On about my tenth trip bringing groceries to the car, my father commented that I was blessed to have such a good brother. I only assumed that he was talking about the fact that Brother 2 was generous enough to let me have all the food. To me, my brother's motives were transparent: he didn't want to accept the leftover groceries because he didn't want any of the work required in accepting them (loading and unloading the car, rearranging the entire kitchen to fit in massive amounts of new, fatty foods) and he didn't want any of the accompanying calories. ("Fifteen pounds of mixed nuts? No thanks---send them over to Cicada's.") He also didn't want the responsibility of consuming all the spoilable food before it spoiled, so the family-sized bag of carrot sticks was unloaded on me (and I don't even like carrot sticks!). With it came heads of lettuce, bags of celery, cartons of eggs, bags of sauerkraut (I find that those who like sauerkraut really like it, but those who don't just stay away from it), bags of lunch meats, loaves of bread, two dozen oranges, three grapefruits, and a single $25 truffle.

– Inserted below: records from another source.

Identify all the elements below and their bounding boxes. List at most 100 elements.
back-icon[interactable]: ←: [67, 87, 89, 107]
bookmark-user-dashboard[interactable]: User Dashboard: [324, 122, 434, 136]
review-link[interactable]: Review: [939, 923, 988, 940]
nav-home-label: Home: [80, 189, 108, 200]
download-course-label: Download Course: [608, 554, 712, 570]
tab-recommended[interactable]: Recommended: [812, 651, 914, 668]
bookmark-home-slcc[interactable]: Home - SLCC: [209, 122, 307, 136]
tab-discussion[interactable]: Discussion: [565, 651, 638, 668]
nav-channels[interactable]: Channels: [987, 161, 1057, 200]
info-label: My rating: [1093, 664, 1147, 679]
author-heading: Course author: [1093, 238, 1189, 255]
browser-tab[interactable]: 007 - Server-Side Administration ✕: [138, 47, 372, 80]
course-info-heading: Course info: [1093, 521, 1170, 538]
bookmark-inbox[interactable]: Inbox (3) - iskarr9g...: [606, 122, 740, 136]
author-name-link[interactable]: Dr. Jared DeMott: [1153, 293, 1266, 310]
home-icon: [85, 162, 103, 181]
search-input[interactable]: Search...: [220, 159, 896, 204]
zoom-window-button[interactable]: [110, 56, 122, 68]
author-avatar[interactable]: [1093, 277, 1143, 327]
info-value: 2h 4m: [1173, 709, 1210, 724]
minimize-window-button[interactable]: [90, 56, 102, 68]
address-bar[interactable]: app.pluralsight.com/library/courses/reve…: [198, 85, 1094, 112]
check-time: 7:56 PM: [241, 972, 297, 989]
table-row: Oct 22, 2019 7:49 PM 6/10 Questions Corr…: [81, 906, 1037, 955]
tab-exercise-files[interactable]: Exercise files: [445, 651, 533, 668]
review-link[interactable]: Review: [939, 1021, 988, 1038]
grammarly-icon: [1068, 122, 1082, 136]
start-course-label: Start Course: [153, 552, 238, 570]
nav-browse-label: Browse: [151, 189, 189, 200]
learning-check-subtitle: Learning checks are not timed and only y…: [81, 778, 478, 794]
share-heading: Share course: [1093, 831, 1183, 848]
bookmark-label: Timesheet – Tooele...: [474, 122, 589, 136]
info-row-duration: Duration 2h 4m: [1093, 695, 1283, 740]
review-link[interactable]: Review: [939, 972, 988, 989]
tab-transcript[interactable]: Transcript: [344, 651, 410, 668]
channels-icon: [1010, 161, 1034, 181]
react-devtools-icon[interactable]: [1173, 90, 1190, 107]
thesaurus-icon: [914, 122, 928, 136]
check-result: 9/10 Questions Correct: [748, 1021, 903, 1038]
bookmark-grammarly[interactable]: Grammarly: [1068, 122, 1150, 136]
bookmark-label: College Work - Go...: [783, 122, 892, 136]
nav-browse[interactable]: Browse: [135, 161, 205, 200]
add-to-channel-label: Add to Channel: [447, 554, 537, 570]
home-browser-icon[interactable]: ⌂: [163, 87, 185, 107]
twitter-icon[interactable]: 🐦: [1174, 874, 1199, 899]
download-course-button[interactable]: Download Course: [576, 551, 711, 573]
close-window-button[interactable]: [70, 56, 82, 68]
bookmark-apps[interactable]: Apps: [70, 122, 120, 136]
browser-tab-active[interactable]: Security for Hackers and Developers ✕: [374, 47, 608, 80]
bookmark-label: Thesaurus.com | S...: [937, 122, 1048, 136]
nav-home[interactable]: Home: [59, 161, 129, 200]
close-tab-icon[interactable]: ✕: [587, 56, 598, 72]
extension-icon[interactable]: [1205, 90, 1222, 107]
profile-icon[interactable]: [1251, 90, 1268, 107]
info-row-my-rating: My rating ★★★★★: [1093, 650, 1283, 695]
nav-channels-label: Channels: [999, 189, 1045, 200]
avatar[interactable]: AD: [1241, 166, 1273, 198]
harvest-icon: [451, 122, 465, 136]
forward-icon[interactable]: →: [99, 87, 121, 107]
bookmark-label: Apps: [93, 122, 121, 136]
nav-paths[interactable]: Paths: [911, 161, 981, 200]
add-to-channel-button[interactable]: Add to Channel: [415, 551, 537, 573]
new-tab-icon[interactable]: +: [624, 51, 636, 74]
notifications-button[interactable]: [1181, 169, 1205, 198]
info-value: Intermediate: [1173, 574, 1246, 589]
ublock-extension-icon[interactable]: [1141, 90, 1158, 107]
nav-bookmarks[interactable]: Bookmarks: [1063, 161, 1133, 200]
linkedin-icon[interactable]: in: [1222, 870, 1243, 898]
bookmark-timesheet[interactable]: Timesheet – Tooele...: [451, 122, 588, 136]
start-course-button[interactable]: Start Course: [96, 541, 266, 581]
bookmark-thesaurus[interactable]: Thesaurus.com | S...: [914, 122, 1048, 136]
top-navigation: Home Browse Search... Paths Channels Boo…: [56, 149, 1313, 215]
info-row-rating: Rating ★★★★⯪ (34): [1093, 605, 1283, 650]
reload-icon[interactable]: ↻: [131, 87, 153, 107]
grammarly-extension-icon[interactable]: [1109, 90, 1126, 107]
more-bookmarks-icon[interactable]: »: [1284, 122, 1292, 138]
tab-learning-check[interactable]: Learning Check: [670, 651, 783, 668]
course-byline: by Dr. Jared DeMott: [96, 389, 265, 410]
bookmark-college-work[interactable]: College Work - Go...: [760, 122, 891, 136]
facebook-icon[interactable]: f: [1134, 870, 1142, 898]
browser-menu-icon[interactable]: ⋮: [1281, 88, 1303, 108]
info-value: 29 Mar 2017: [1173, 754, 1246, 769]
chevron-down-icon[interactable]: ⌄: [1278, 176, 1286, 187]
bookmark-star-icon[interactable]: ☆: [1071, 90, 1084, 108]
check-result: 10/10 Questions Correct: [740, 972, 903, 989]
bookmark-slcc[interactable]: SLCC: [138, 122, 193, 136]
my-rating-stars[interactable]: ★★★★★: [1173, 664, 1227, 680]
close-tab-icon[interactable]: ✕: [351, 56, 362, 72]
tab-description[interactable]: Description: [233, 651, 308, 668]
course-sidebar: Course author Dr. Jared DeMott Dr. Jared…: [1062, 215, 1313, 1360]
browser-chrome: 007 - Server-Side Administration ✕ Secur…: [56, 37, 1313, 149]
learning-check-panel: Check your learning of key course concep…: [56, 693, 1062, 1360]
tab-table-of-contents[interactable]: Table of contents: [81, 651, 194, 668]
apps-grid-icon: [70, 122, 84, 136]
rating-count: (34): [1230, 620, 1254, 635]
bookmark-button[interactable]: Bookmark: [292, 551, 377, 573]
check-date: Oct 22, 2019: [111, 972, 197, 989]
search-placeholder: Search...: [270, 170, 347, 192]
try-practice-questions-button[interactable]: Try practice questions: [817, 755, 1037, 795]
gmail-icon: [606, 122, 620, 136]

I was about to expose my brother for the fraud that he was but before contesting my father's statement that I have such a good brother, I remembered that as far as brothers go, you can't ask for anything better than Brother 2 (or any of my other brothers). So I acknowledged the truth of my father's statement and went on packing up the car. An hour later, I tried to remember how good to me Brother 2 is again, as I unloaded the car at my house, all alone. Three hours after that, when all the new food finally found its place in my kitchen cupboards and pantry, I still was trying to focus on how good a brother Brother 2 is to me.
At home, it was my obligation to use the food before it rotted. Of course, things like chocolate chips (several bags), sugar (ten pounds), flour (five pounds), shortening (three pounds), butter (three pounds), pecans (two bags), Jell-O mixes (four boxes), maraschino cherries (one jar), jam (two jars), salad dressings (three bottles), and nuclear-fall-out-sized bags of potato chips (one and a half) didn't need to be attended to immediately. I needed to concentrate on the perishables. So it was that I used the internet to help me find a low-calorie solution for the carrots. I was able to find a recipe that needed exactly three pounds of carrots. I made a carrot-dill soup and now, three days later, our house still smells of dill and my fingers are turning orange.

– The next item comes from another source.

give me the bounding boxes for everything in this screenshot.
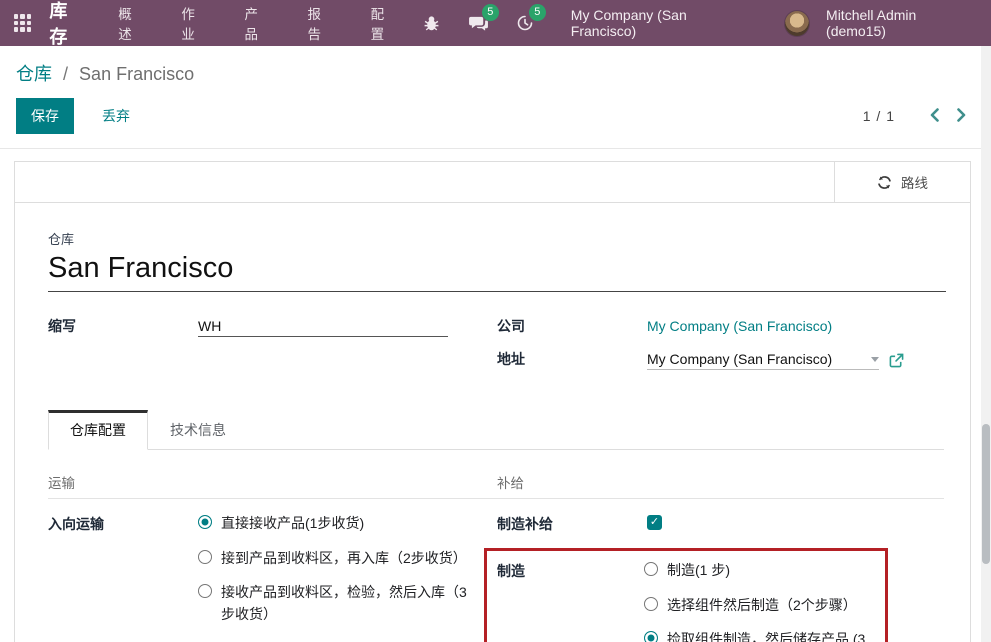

Celery soup is next. And I'd better eat some sort of meal involving truffles later this week, too.
But going back to the second paragraph of this post, so it was that I was sitting by myself on a Friday night, all alone, and craving fudge. And for the first time in my life, I had all the ingredients for fudge in my house (I wisely do not buy ingredients for fatty foods so that I'm never able to cave to my cravings). Fortunately, this craving only kicked in at about 10:00 on Friday night, and although I had the ingredients for fudge, I didn't have the recipe. I couldn't call my mother because it was midnight on the East Coast. I congratulated myself on being unable to make and therefore eat fudge. Unfortunately, I realized about five minutes later that the recipe is a Kraft recipe and therefore was probably easily findable on the internet.
And so it was that I made the fudge and consumed almost half of it in two days. Now, ever thankful for a fast Sunday, I'm skipping calories this morning and I'm bringing the rest of the fudge to our ward break the fast in two hours. Maybe they'll have some use for mixed nuts?